Student Column at WVU Comparing Rapper Macklemore to MLK Goes Mini-Viral

Among the many news stories and op-eds appearing this past week within college media tied to the 50th anniversary of MLK’s iconic “I Have A Dream” speech, a column in The Daily Athenaeum is garnering the most attention — and controversy.

The piece in the West Virginia University student newspaper compares the recent work of white rapper Macklemore to slain civil rights leader Martin Luther King Jr.– a connection some irate online readers contend is superficial at best and boneheaded, appalling and insulting at worst. 

The gist of student writer Kaitlyn O’Neal’s argument: “Same Love,” the catchy hit single from Macklemore embracing gay rights and greater tolerance, embodies the spirit of MLK’s race-based fight long ago.


In O’Neal’s words, “Macklemore challenges us in ‘Same Love,’ just as MLK challenged America 50 years ago. He challenges us to not just listen to the song and admire its aesthetics. He implores us to not smile and applaud his musical prowess as we go about our usual day. He asks us to do something about it. He challenges us to look deep inside ourselves, uncover our own bigotry and tear it out. … The song is not original in its call for equal rights. Fifty years ago this week, a man named Martin Luther King, Jr. gave his most famous oratory ‘I Have a Dream.'”

Yet, regardless of the song’s positive, progressive message and O’Neal’s earnest tone, the column has elicited what the paper describes as “some extreme responses” and a minor conflagration on social media.

As one commenter beneath the column shares, “To equate a white rapper, especially one who is profiting off an art form developed by black artists, with Dr.

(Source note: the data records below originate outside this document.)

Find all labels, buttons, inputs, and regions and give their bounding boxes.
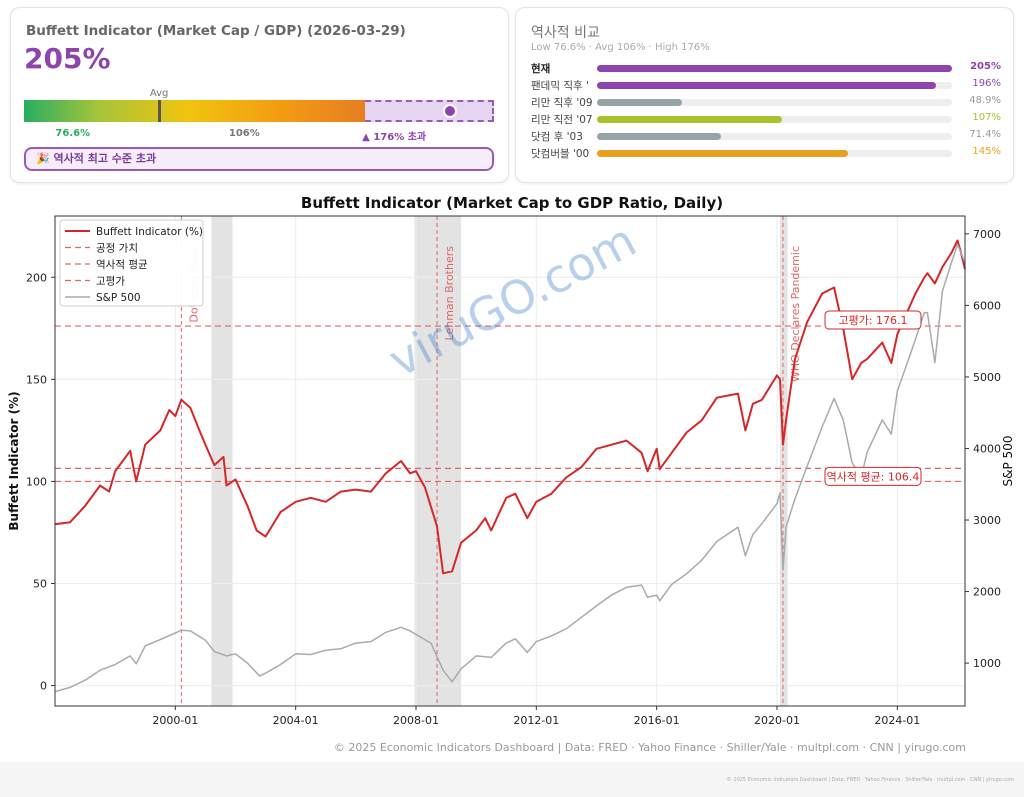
y-tick-label: 200: [26, 271, 47, 284]
indicator-title: Buffett Indicator (Market Cap / GDP) (20…: [26, 23, 406, 39]
x-tick-label: 2000-01: [152, 714, 198, 727]
annotation-label: 고평가: 176.1: [838, 314, 907, 327]
legend-label: Buffett Indicator (%): [96, 226, 203, 238]
legend-label: S&P 500: [96, 292, 141, 304]
comparison-row-bar: [597, 150, 849, 157]
legend-label: 공정 가치: [96, 243, 138, 255]
comparison-row-track: [597, 82, 952, 89]
comparison-row-label: 현재: [531, 63, 551, 75]
comparison-row-value: 71.4%: [969, 129, 1001, 140]
comparison-subtitle: Low 76.6% · Avg 106% · High 176%: [531, 42, 710, 53]
comparison-row-track: [597, 150, 952, 157]
alert-badge: 🎉 역사적 최고 수준 초과: [24, 147, 494, 171]
plot-frame: [54, 215, 966, 707]
comparison-row-label: 닷컴버블 '00: [531, 148, 590, 160]
footer-bar: © 2025 Economic Indicators Dashboard | D…: [0, 762, 1024, 797]
x-tick-label: 2008-01: [393, 714, 439, 727]
comparison-row-label: 닷컴 후 '03: [531, 131, 583, 143]
legend-label: 역사적 평균: [96, 259, 148, 271]
legend-box: [59, 219, 204, 307]
recession-band: [211, 216, 233, 706]
source-credit: © 2025 Economic Indicators Dashboard | D…: [333, 741, 966, 754]
annotation-box: [824, 466, 922, 486]
x-tick-label: 2012-01: [513, 714, 559, 727]
y2-tick-label: 3000: [973, 514, 1001, 527]
comparison-row-bar: [597, 65, 952, 72]
comparison-row-bar: [597, 133, 721, 140]
chart-title: Buffett Indicator (Market Cap to GDP Rat…: [300, 194, 724, 212]
gauge-min-label: 76.6%: [55, 128, 91, 139]
recession-band: [779, 216, 788, 706]
event-label: Lehman Brothers: [443, 246, 456, 341]
x-tick-label: 2020-01: [754, 714, 800, 727]
y2-tick-label: 7000: [973, 228, 1001, 241]
comparison-row-track: [597, 99, 952, 106]
comparison-row-label: 리만 직전 '07: [531, 114, 593, 126]
recession-band: [414, 216, 462, 706]
y-tick-label: 50: [33, 578, 47, 591]
indicator-card: Buffett Indicator (Market Cap / GDP) (20…: [10, 7, 509, 183]
comparison-row-value: 48.9%: [969, 95, 1001, 106]
y-tick-label: 150: [26, 373, 47, 386]
comparison-row-value: 196%: [972, 78, 1001, 89]
footer-credit: © 2025 Economic Indicators Dashboard | D…: [726, 777, 1014, 783]
sp500-line: [54, 243, 966, 693]
valuation-gauge: Avg: [24, 88, 494, 122]
comparison-row-bar: [597, 82, 937, 89]
buffett-indicator-line: [54, 239, 966, 575]
comparison-row-track: [597, 65, 952, 72]
comparison-row-value: 205%: [970, 61, 1001, 72]
comparison-row-label: 팬데믹 직후 ': [531, 80, 589, 92]
x-tick-label: 2016-01: [634, 714, 680, 727]
y2-tick-label: 5000: [973, 371, 1001, 384]
y-tick-label: 100: [26, 475, 47, 488]
comparison-row: 리만 직전 '07 107%: [531, 112, 1001, 128]
comparison-row-bar: [597, 99, 682, 106]
gauge-avg-label: Avg: [149, 88, 169, 99]
comparison-row: 현재 205%: [531, 61, 1001, 77]
x-tick-label: 2024-01: [874, 714, 920, 727]
annotation-box: [824, 310, 922, 330]
y-tick-label: 0: [40, 680, 47, 693]
comparison-row: 팬데믹 직후 ' 196%: [531, 78, 1001, 94]
legend-label: 고평가: [96, 276, 125, 288]
comparison-row: 닷컴버블 '00 145%: [531, 146, 1001, 162]
comparison-row: 리만 직후 '09 48.9%: [531, 95, 1001, 111]
y-axis-label: Buffett Indicator (%): [7, 391, 21, 530]
comparison-row-bar: [597, 116, 783, 123]
gauge-avg-marker: [158, 100, 162, 122]
gauge-overflow-zone: [364, 100, 494, 122]
y2-tick-label: 2000: [973, 586, 1001, 599]
comparison-row-track: [597, 116, 952, 123]
comparison-row-track: [597, 133, 952, 140]
comparison-row: 닷컴 후 '03 71.4%: [531, 129, 1001, 145]
y2-tick-label: 1000: [973, 657, 1001, 670]
y2-tick-label: 6000: [973, 299, 1001, 312]
gauge-avg-value-label: 106%: [228, 128, 260, 139]
gauge-high-label: ▲ 176% 초과: [362, 132, 427, 143]
comparison-row-label: 리만 직후 '09: [531, 97, 593, 109]
indicator-value: 205%: [24, 42, 111, 75]
comparison-row-value: 107%: [972, 112, 1001, 123]
comparison-row-value: 145%: [972, 146, 1001, 157]
comparison-title: 역사적 비교: [531, 25, 600, 41]
annotation-label: 역사적 평균: 106.4: [827, 470, 920, 483]
x-tick-label: 2004-01: [273, 714, 319, 727]
gauge-current-dot: [442, 104, 457, 118]
comparison-card: 역사적 비교 Low 76.6% · Avg 106% · High 176% …: [515, 7, 1014, 183]
y2-axis-label: S&P 500: [1001, 436, 1015, 487]
y2-tick-label: 4000: [973, 442, 1001, 455]
gauge-fill: [24, 100, 365, 122]
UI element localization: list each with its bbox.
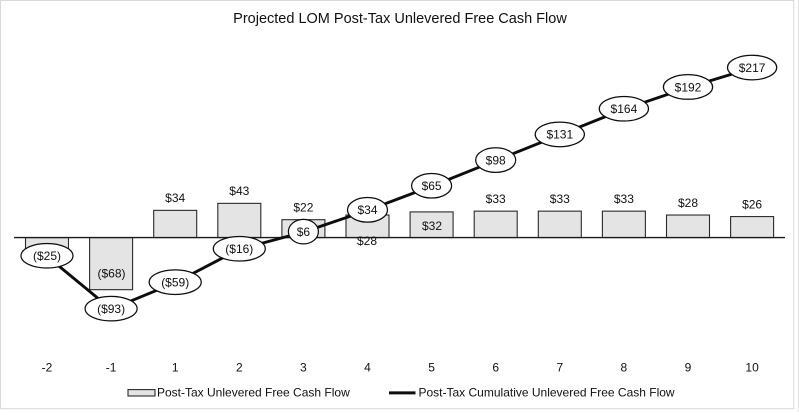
svg-text:$43: $43 — [229, 184, 249, 198]
svg-text:6: 6 — [492, 361, 499, 375]
svg-text:-1: -1 — [106, 361, 117, 375]
svg-text:$34: $34 — [357, 203, 377, 217]
svg-text:Post-Tax Unlevered Free Cash F: Post-Tax Unlevered Free Cash Flow — [157, 385, 350, 399]
svg-text:$33: $33 — [486, 192, 506, 206]
svg-text:$26: $26 — [742, 197, 762, 211]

Martin Luther King Jr., who gave everything for his commitment to justice, is unforgivable. Macklemore is capitalizing on an easy topic that has plenty of political capital right now. No one is going to threaten him for his views. All he will get is praise, and credit for ‘starting’ a conversation that has actually been going on since before he existed.”

A separate reader tweeted more succinctly upon reading it, “I just threw up in my mouth!”


The student columnist O’Neal blames such furor and misunderstandings atop a headline switch that was out of her control. In a comment on the DA website interspersed with reader vitriol, she clarified that her original aim was simply to point out a similarity between song and speech.

As she writes, “No one could ever compare to what MLK did for our country. My original title said that the song ‘Same Love’ was an echo to MLK’s ‘I Have A Dream’ in a way. The title was changed, which changed the tone of the article. I am sorry if anyone was offended, and I am especially sorry that people read into the article things that were not there. Martin Luther King is my hero, and Macklemore is a singer who has created a positive social movement. There is no question the two people are not comparable; I merely wanted to create a parallel between the two individual pieces of work.”